Jean Sulpice — le chef,l’Auberge & le lac
5 février 2021Une identité
Jean Sulpice, identité, le chef, profession, l’Auberge, l’Histoire, & le lac, une histoire et un territoire. Tout est désormais indissociablement lié, se tient et se décline d’une touche à l’autre. Vous remarquerez l’emploi d’articles définis. Ce n’est pas une auberge, mais l’auberge ; pas un lac, mais le lac.
C’est qu’il faut de la personnalité et du tempérament pour investir les murs de l’Auberge du Père Bise qui a tissé des liens avec le territoire, avec la gastronomie, avec de grandes figures de l’Histoire. Jean Sulpice montre qu’il en a dans l’assiette et autour de l’assiette.
Une promesse affirmée
Le livre s’ouvre sur la photo d’une fleur d’ail des ours. Une promesse non pas en l’air mais attachée à la terre comme ses racines. Chaque plat proposé est une mise en abyme de la nature, celle-ci concentrée dans l’écrin, celui-ci au centre de la nature. Échange, conversation président à la conception de chaque réalisation.
Une histoire et un voyage
Un livre en deux services. D’abord le récit d’un parcours d’étapes en étapes ; les recettes ensuite, sans rien d’inutile. Juste le nécessaire. Le premier service ouvre des points de vue, franchit des cols, associe lac et montagnes en des paysages mentaux. S’en dégage une atmosphère à laquelle les photos donnent une dimension spirituelle toute de douceur. Les recettes constituent les itinéraires qui y mènent et qui permettent d’en garder ensuite souvenir et saveur.

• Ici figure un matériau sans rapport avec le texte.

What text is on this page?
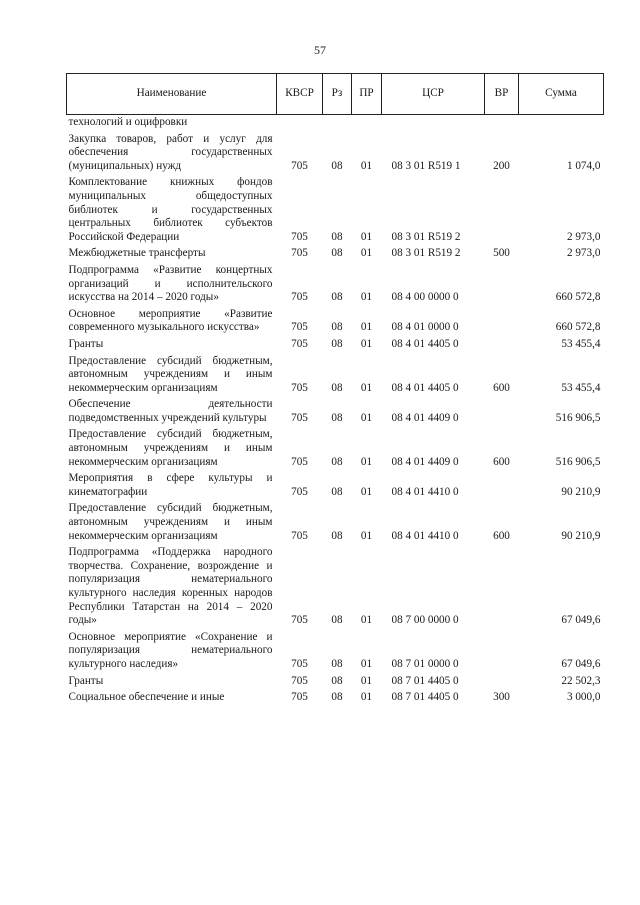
57
Наименование	КВСР	Рз	ПР	ЦСР	ВР	Сумма
технологий и оцифровки						
Закупка товаров, работ и услуг для обеспечения государственных (муниципальных) нужд	705	08	01	08 3 01 R519 1	200	1 074,0
Комплектование книжных фондов муниципальных общедоступных библиотек и государственных центральных библиотек субъектов Российской Федерации	705	08	01	08 3 01 R519 2		2 973,0
Межбюджетные трансферты	705	08	01	08 3 01 R519 2	500	2 973,0
Подпрограмма «Развитие концертных организаций и исполнительского искусства на 2014 – 2020 годы»	705	08	01	08 4 00 0000 0		660 572,8
Основное мероприятие «Развитие современного музыкального искусства»	705	08	01	08 4 01 0000 0		660 572,8
Гранты	705	08	01	08 4 01 4405 0		53 455,4
Предоставление субсидий бюджетным, автономным учреждениям и иным некоммерческим организациям	705	08	01	08 4 01 4405 0	600	53 455,4
Обеспечение деятельности подведомственных учреждений культуры	705	08	01	08 4 01 4409 0		516 906,5
Предоставление субсидий бюджетным, автономным учреждениям и иным некоммерческим организациям	705	08	01	08 4 01 4409 0	600	516 906,5
Мероприятия в сфере культуры и кинематографии	705	08	01	08 4 01 4410 0		90 210,9
Предоставление субсидий бюджетным, автономным учреждениям и иным некоммерческим организациям	705	08	01	08 4 01 4410 0	600	90 210,9
Подпрограмма «Поддержка народного творчества. Сохранение, возрождение и популяризация нематериального культурного наследия коренных народов Республики Татарстан на 2014 – 2020 годы»	705	08	01	08 7 00 0000 0		67 049,6
Основное мероприятие «Сохранение и популяризация нематериального культурного наследия»	705	08	01	08 7 01 0000 0		67 049,6
Гранты	705	08	01	08 7 01 4405 0		22 502,3
Социальное обеспечение и иные	705	08	01	08 7 01 4405 0	300	3 000,0
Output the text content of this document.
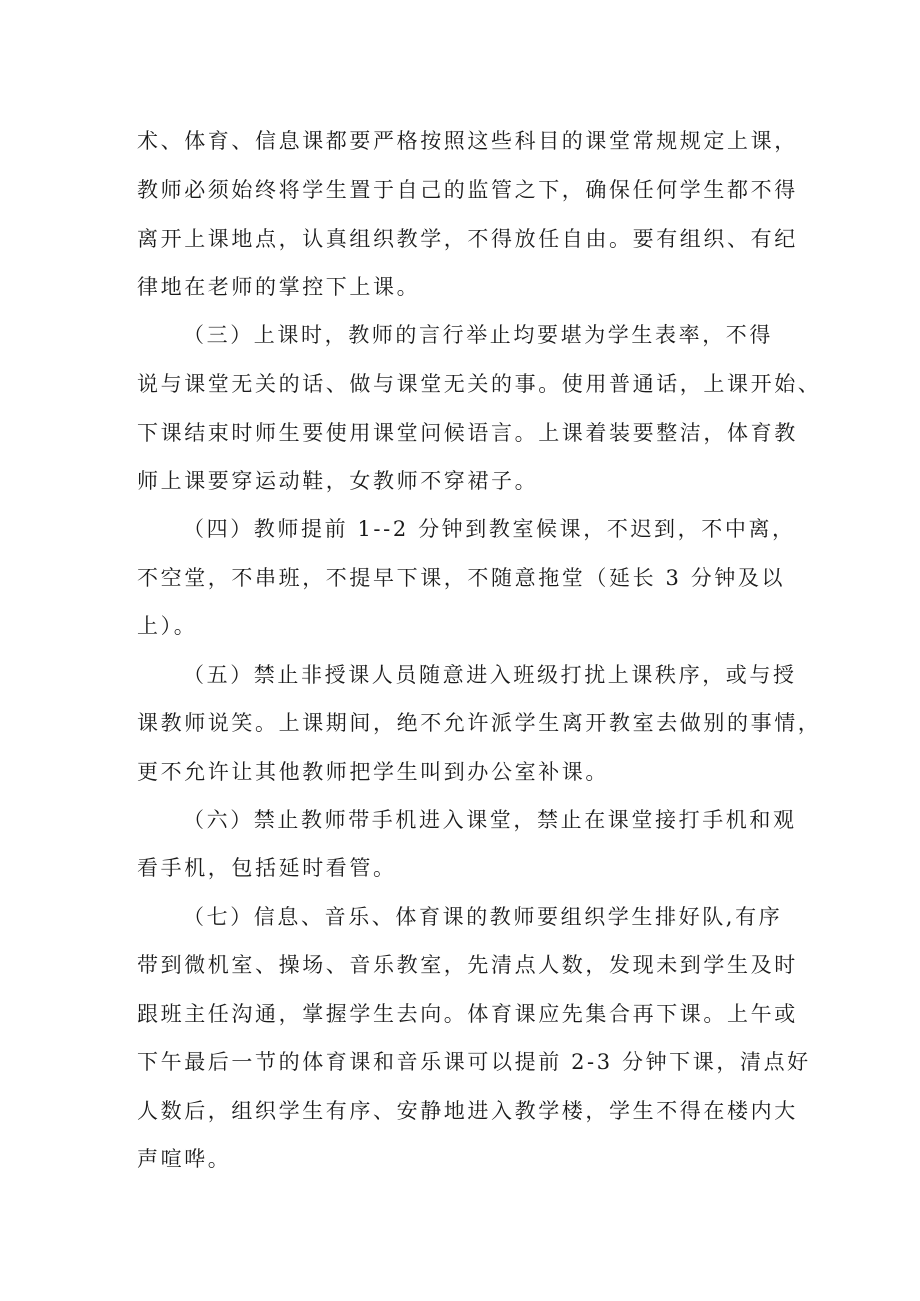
术、体育、信息课都要严格按照这些科目的课堂常规规定上课，
教师必须始终将学生置于自己的监管之下，确保任何学生都不得
离开上课地点，认真组织教学，不得放任自由。要有组织、有纪
律地在老师的掌控下上课。
（三）上课时，教师的言行举止均要堪为学生表率，不得
说与课堂无关的话、做与课堂无关的事。使用普通话，上课开始、
下课结束时师生要使用课堂问候语言。上课着装要整洁，体育教
师上课要穿运动鞋，女教师不穿裙子。
（四）教师提前 1--2 分钟到教室候课，不迟到，不中离，
不空堂，不串班，不提早下课，不随意拖堂（延长 3 分钟及以
上）。
（五）禁止非授课人员随意进入班级打扰上课秩序，或与授
课教师说笑。上课期间，绝不允许派学生离开教室去做别的事情，
更不允许让其他教师把学生叫到办公室补课。
（六）禁止教师带手机进入课堂，禁止在课堂接打手机和观
看手机，包括延时看管。
（七）信息、音乐、体育课的教师要组织学生排好队,有序
带到微机室、操场、音乐教室，先清点人数，发现未到学生及时
跟班主任沟通，掌握学生去向。体育课应先集合再下课。上午或
下午最后一节的体育课和音乐课可以提前 2-3 分钟下课，清点好
人数后，组织学生有序、安静地进入教学楼，学生不得在楼内大
声喧哗。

Accords proches et lointains
Parmi les produits utilisés la modeste betterave voisine avec la carotte, le céleri, la blette, le radis ou la courge. Reblochon, perche, omble chevalier, féra, ail des ours, Beaufort ou Comté marquent le territoire. Celui-ci flirte avec l’Italie sœur qui lui apporte parmesan, polenta, trévise, mascarpone, noisettes du Piémont, brocoletti. Main de bouddha, cardamome, yuzu, cumin, curry, citron kabosu prolongent le voyage dont la tanaisie, le rumex, la livèche enrichissent l’horizon végétal. Et puis l’antésite vient ajouter sa touche proustienne, le voyage dans le temps. Quant à l’Oxalis, elle trace le chemin parcouru depuis l’établissement de Jean à Val Thorens.
Une maison, c’est un couple
C’est ce que nous déclarait Stéphane Buron rencontré sur les rives du lac. « On sait bien que derrière un grand chef il y a toujours une grande dame. » Nous discutions alors de Michel Rochedy, mais Stéphane Buron cita aussi Yoann Conte, Laurent Petit, Emmanuel Renaut et Laurent Bacquié. Ce livre rend hommage à la place qu’occupe Magali au côté de Jean.
On remarquera enfin que le patronyme Sulpice, du latin Sulpicius, est voisin de Sylvestre et nous ramène ainsi au monde de la nature et de la forêt. La boucle est bouclée et la baie de Talloires peut à la fois ouvrir sur le lac et enserrer l’Auberge de Magali et de Jean Sulpice.